His breakthrough came in 1978, when the Vietnamese government finally loosened its policy on bourgeois dance. Apparently, a Vietnamese delegation attended a communist festival in Havana, and saw Cuban dancers doing the Cha Cha. If ballroom dancing was not too decadent for Castro, they reasoned, it was not too decadent for Ho Chi Minh, either.
But that wasn't the last obstacle that Mr. Dung would have to overcome. Because modern dance had been discouraged for so long, he couldn't find anyone who knew the fashionable current dances. The only ballroom teachers in Hanoi were people of his father's generation. "I wanted to learn the new styles of dance," says the soft-spoken Mr. Dung, who, even when seated, carries himself with grace. But no teacher in Vietnam had seen a new step since 1945.
It wasn't until 1984 that Mr. Dung finally got his hands on an ISTD dance manual. Only there was another hitch; it was written in Czech! Driven by desperation for new information, he had it translated into Vietnamese. But where to get the music? Apart from a few black-market cassettes, most of the tunes available were hopelessly outdated. So Mr. Dung, ever the innovator, bought a guitar and some music books and taught himself to play between shifts at the hospital. Even without music, Mr. Dung could always practice. "I can imagine the music," he explains today, placing his hand over his heart. "I feel the rhythms here."

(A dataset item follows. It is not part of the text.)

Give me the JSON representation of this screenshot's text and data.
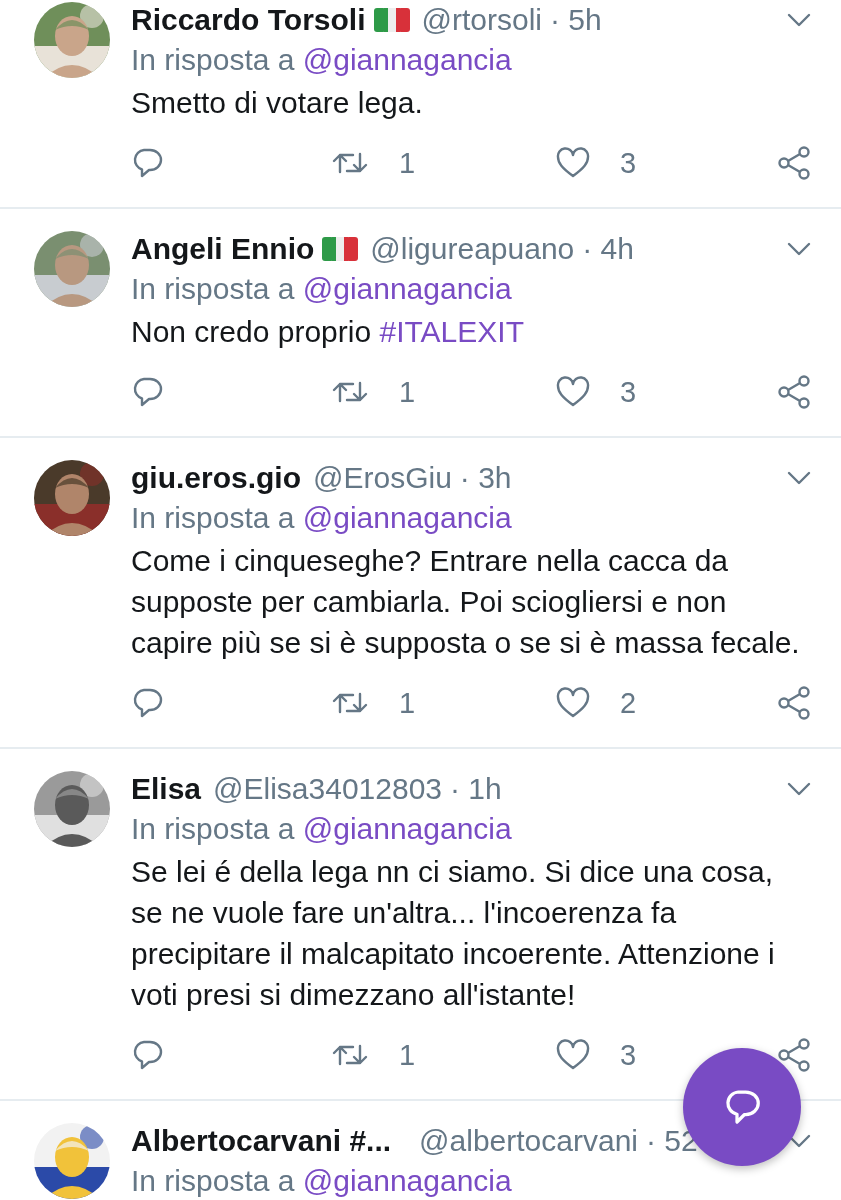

In 1987, Mr. Dung married Do Minh Huyen, a fellow doctor at his hospital who shares his love for ballroom dance. And as his reputation as a connoisseur of dance grew, friends asked for lessons. Alone or accompanied by his wife, Mr. Dung began teaching dance classes at night and on holidays. He charged 20 cents per student. While he found that teaching others was an excellent way of improving his own skills, it did not satisfy his growing hunger for dance theory.
In 1992, much to the dismay of his colleagues, Mr. Dung abandoned his medical career to study English and dance full time. Since then, ballroom dancing has taken off in Vietnam, as it has in the rest of Asia, and demand for Mr. Dung's teaching expertise is high. Today, he teaches classes all around Hanoi. Just about any night of the week--whether in a sweltering public hall, a corporate office, or a private home--Mr. Dung can be found doing what he does best: spreading the joy of ballroom dance. He has even set aside a seven-square-meter area in his own home, where he gives private lessons.
Now, armed with his newfound status as an ISTD member and the connections he's made at the Asian Games, Mr. Dung is preparing to embark on his next Herculean task: the creation of the first-ever Vietnamese Dancesport Federation. With characteristic determination and poise, he shrugs off any notion of potential obstacles. "Dancing is one of the best medicines," he says. "I should know. I used to be a doctor."
Ms. Gampell is a Bangkok-based writer.